Universities abandon language programs to our economic cost

“Australian businesses looking for alternative markets to China during the current trade tensions could have their efforts undermined by the closure of language programs by a number of our universities,” Innes Willox, Chief Executive of the national employer association Ai Group said today.

“La Trobe University and Murdoch University have both announced that they will close their Indonesian programs this year, continuing a long-term and disturbing national trend of reducing the number of student places in ASEAN languages. There is talk that other institutions will follow suit.

“There is an economic cost to these decisions and it is an own goal for us to reduce our regional language expertise at a time when exports to ASEAN are expanding. Ai Group is this year issuing more Certificates of Origin for exports to ASEAN than China with 25% issued for China compared with 30% for ASEAN. To maintain and grow our regional markets requires a workforce that is literate in Asian language and culture.

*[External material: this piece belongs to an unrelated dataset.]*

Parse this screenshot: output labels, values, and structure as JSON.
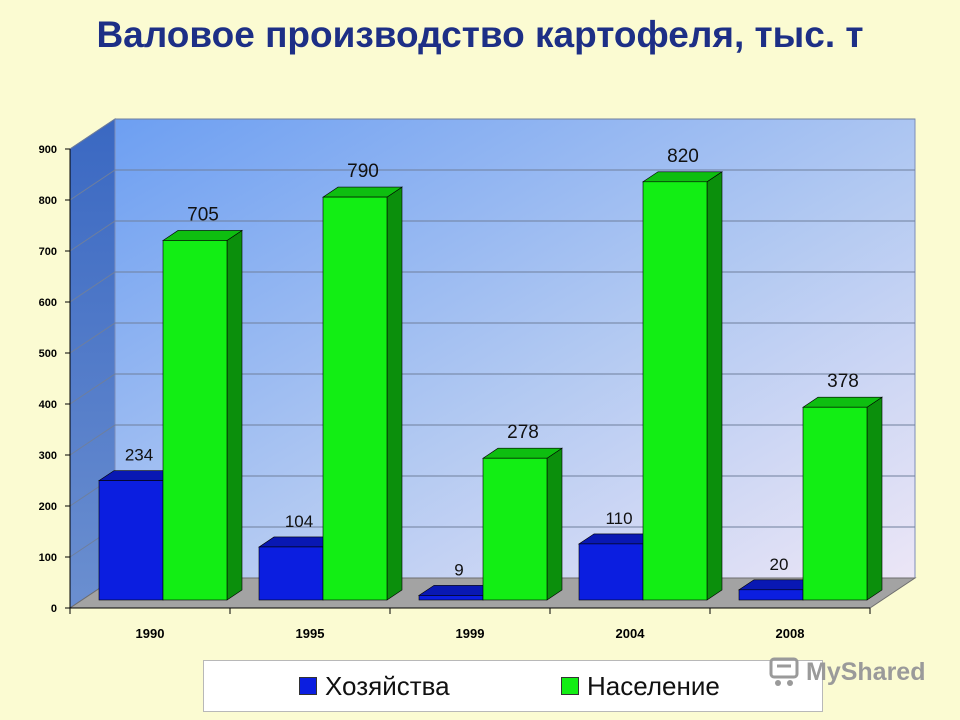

“We have been talking about the need to develop an Asia Ready Workforce Strategy for more than a decade and such an approach is needed now more than ever. We need businesses that understand regional languages, culture, politics and legal hurdles and without the foundation of school and university language programs this is potentially a lost cause.

“We have just signed up to Regional Comprehensive Economic Partnership, and are just starting to capitalise on IACEPA, the new FTA with Indonesia and this appears to be a short-sighted decision that ignores anticipated demand. A key plank of IACEPA is a skills exchange program between related companies in Indonesia and Australia and if employers don’t have access to Australian staff with some Indonesian language skills they won’t be able to benefit from the program.

“There is a lot of talk about the need for businesses to find alternative markets to manage the increased risk of relying on China. Indonesia, and ASEAN in general, are the most viable alternatives to China and we need a skilled workforce to capitalise on opportunities,” Mr Willox said.